You may have noticed I broke my streak of posting my usual weekly blog for a couple of months. The reason for this is that I caught Covid-19 in mid-February. I was one of the lucky ones who had a pretty mild case and was able to recover at home without much fanfare. But it definitely knocked me off my stride and it’s taken me a little while to catch up. The whole experience has made me really spend a lot of time thinking about the emotion of fear. It’s taken a while to get my thoughts to coalesce into something coherent around the concept. Here is it.
I had essentially been in a state of terror for 11 months. I live in New York, and Covid really hit us hard at the outset. The state shut down in 2020. My husband’s business, which employed both of us, and others, was closed down for 3 months. My parents are elderly, and one was being treated for cancer. Like many families, we had so many decisions to make.
And I really struggled to manage my mind during that time. I did all the things to keep from getting sick, and to try to keep those around me from getting sick. And I worried, and was afraid- on so many levels. Sometimes I could keep it at bay, but the fear would always find its sneaky way in.

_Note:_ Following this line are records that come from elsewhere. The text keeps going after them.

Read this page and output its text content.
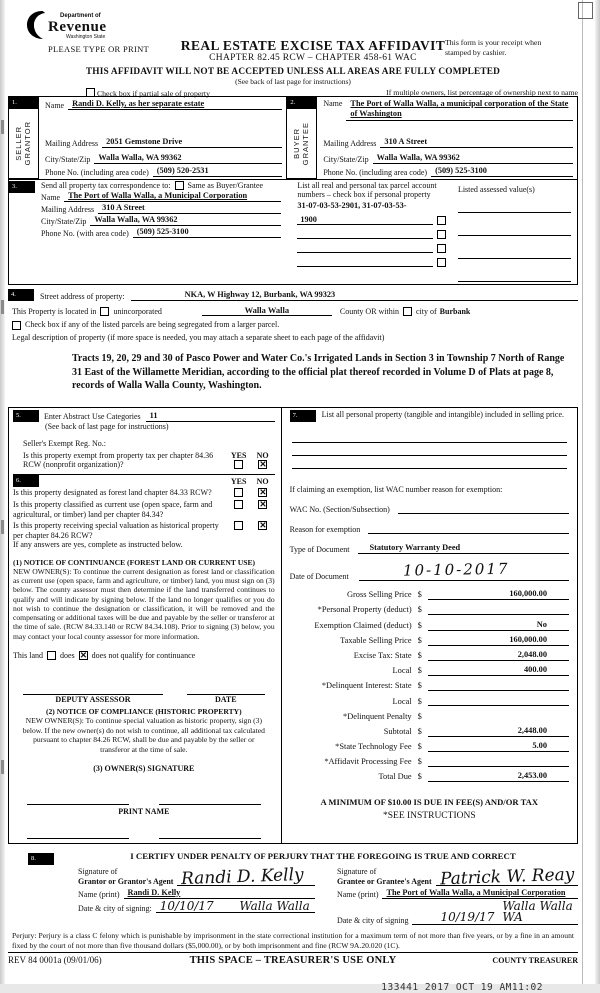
Department of
Revenue
Washington State
PLEASE TYPE OR PRINT	REAL ESTATE EXCISE TAX AFFIDAVIT
CHAPTER 82.45 RCW – CHAPTER 458-61 WAC
This form is your receipt when stamped by cashier.
THIS AFFIDAVIT WILL NOT BE ACCEPTED UNLESS ALL AREAS ARE FULLY COMPLETED
(See back of last page for instructions)
Check box if partial sale of property	If multiple owners, list percentage of ownership next to name
1.
SELLER GRANTOR
Name Randi D. Kelly, as her separate estate
Mailing Address 2051 Gemstone Drive
City/State/Zip Walla Walla, WA 99362
Phone No. (including area code) (509) 520-2531
2.
BUYER GRANTEE
Name The Port of Walla Walla, a municipal corporation of the State of Washington
Mailing Address 310 A Street
City/State/Zip Walla Walla, WA 99362
Phone No. (including area code) (509) 525-3100
3.	Send all property tax correspondence to: Same as Buyer/Grantee
Name The Port of Walla Walla, a Municipal Corporation
Mailing Address 310 A Street
City/State/Zip Walla Walla, WA 99362
Phone No. (with area code) (509) 525-3100
List all real and personal tax parcel account numbers – check box if personal property
31-07-03-53-2901, 31-07-03-53-
1900
Listed assessed value(s)
4.	Street address of property:	NKA, W Highway 12, Burbank, WA 99323
This Property is located in unincorporated	Walla Walla	County OR within city of Burbank
Check box if any of the listed parcels are being segregated from a larger parcel.
Legal description of property (if more space is needed, you may attach a separate sheet to each page of the affidavit)
Tracts 19, 20, 29 and 30 of Pasco Power and Water Co.'s Irrigated Lands in Section 3 in Township 7 North of Range 31 East of the Willamette Meridian, according to the official plat thereof recorded in Volume D of Plats at page 8, records of Walla Walla County, Washington.
5.	Enter Abstract Use Categories	11
(See back of last page for instructions)
Seller's Exempt Reg. No.:
Is this property exempt from property tax per chapter 84.36 RCW (nonprofit organization)?
YES	NO
✕
6.	YES	NO
Is this property designated as forest land chapter 84.33 RCW?
✕
Is this property classified as current use (open space, farm and agricultural, or timber) land per chapter 84.34?
✕
Is this property receiving special valuation as historical property per chapter 84.26 RCW?
✕
If any answers are yes, complete as instructed below.
(1) NOTICE OF CONTINUANCE (FOREST LAND OR CURRENT USE)
NEW OWNER(S): To continue the current designation as forest land or classification as current use (open space, farm and agriculture, or timber) land, you must sign on (3) below. The county assessor must then determine if the land transferred continues to qualify and will indicate by signing below. If the land no longer qualifies or you do not wish to continue the designation or classification, it will be removed and the compensating or additional taxes will be due and payable by the seller or transferor at the time of sale. (RCW 84.33.140 or RCW 84.34.108). Prior to signing (3) below, you may contact your local county assessor for more information.
This land does ✕ does not qualify for continuance
DEPUTY ASSESSOR	DATE
(2) NOTICE OF COMPLIANCE (HISTORIC PROPERTY)
NEW OWNER(S): To continue special valuation as historic property, sign (3) below. If the new owner(s) do not wish to continue, all additional tax calculated pursuant to chapter 84.26 RCW, shall be due and payable by the seller or transferor at the time of sale.
(3) OWNER(S) SIGNATURE
PRINT NAME
7.	List all personal property (tangible and intangible) included in selling price.
If claiming an exemption, list WAC number reason for exemption:
WAC No. (Section/Subsection)
Reason for exemption
Type of Document	Statutory Warranty Deed
Date of Document	10-10-2017
Gross Selling Price $	160,000.00
*Personal Property (deduct) $
Exemption Claimed (deduct) $	No
Taxable Selling Price $	160,000.00
Excise Tax: State $	2,048.00
Local $	400.00
*Delinquent Interest: State $
Local $
*Delinquent Penalty $
Subtotal $	2,448.00
*State Technology Fee $	5.00
*Affidavit Processing Fee $
Total Due $	2,453.00
A MINIMUM OF $10.00 IS DUE IN FEE(S) AND/OR TAX
*SEE INSTRUCTIONS
8.	I CERTIFY UNDER PENALTY OF PERJURY THAT THE FOREGOING IS TRUE AND CORRECT
Signature of
Grantor or Grantor's Agent Randi D. Kelly
Name (print) Randi D. Kelly
Date & city of signing: 10/10/17	Walla Walla
Signature of
Grantee or Grantee's Agent Patrick W. Reay
Name (print) The Port of Walla Walla, a Municipal Corporation
Date & city of signing	10/19/17
Walla Walla WA
Perjury: Perjury is a class C felony which is punishable by imprisonment in the state correctional institution for a maximum term of not more than five years, or by a fine in an amount fixed by the court of not more than five thousand dollars ($5,000.00), or by both imprisonment and fine (RCW 9A.20.020 (1C).
REV 84 0001a (09/01/06)	THIS SPACE – TREASURER'S USE ONLY	COUNTY TREASURER
133441 2017 OCT 19 AM11:02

One daughter tested positive as soon as she went back to school in the fall. My son got sick in January. My dad had emergency surgery, twice! It was a roller coaster year of ups and downs. And I know that life is never 100% positive emotions and 0% negative emotions but I was really struggling. And then, despite all my efforts, I felt myself hit a wall. I literally felt as if I couldn’t take any one more minute of Covid, of anything…and then I tested positive.
I kept waiting to get sicker, compulsively checking my pulse ox every hour. Going through a mental loop of “what ifs.” I was driving myself crazy. My husband and I have different triggers for what sets off our worrying, and he clearly lost patience with me constantly running scenarios with different outcomes through my head. It probably would have been fine with him if I could have just kept them in my head, but that is not how I roll.
Thankfully, things turned out ok, but I spent so much time in fear and worry I think I burned myself out and lowered my resistance. However, my experience with Covid reminded me of something important.
Fear can be useful in certain circumstances, like if you are walking on a dark street and hear someone behind you, that little frisson on awareness could save your life. Or with Covid, my reasonable fear made me decide to wear a mask, socially distance, buy and use hand sanitizer in bulk and limit outside contacts, especially when numbers were high.
But all of the doom-scrolling and obsession with statistic-gathering didn’t do anything positive for me at all. My brain had racheted up my emotions into what I would call “unreasonable” fear. And despite that amped up level of fear, and the worry and the preparation, I still got Covid. That extra level of fear accomplished absolutely nothing in terms of protecting me against what I was afraid of. When I think of all the mental and emotional space I gave over to the fear, I realized that the time we allow ourselves to spin out in fear and worry would be better much spent on other things.
Unreasonable fear steals our joy. Many of my clients are struggling with unreasonable fear. This is something we can shift through coaching, regardless of what it is that scares you.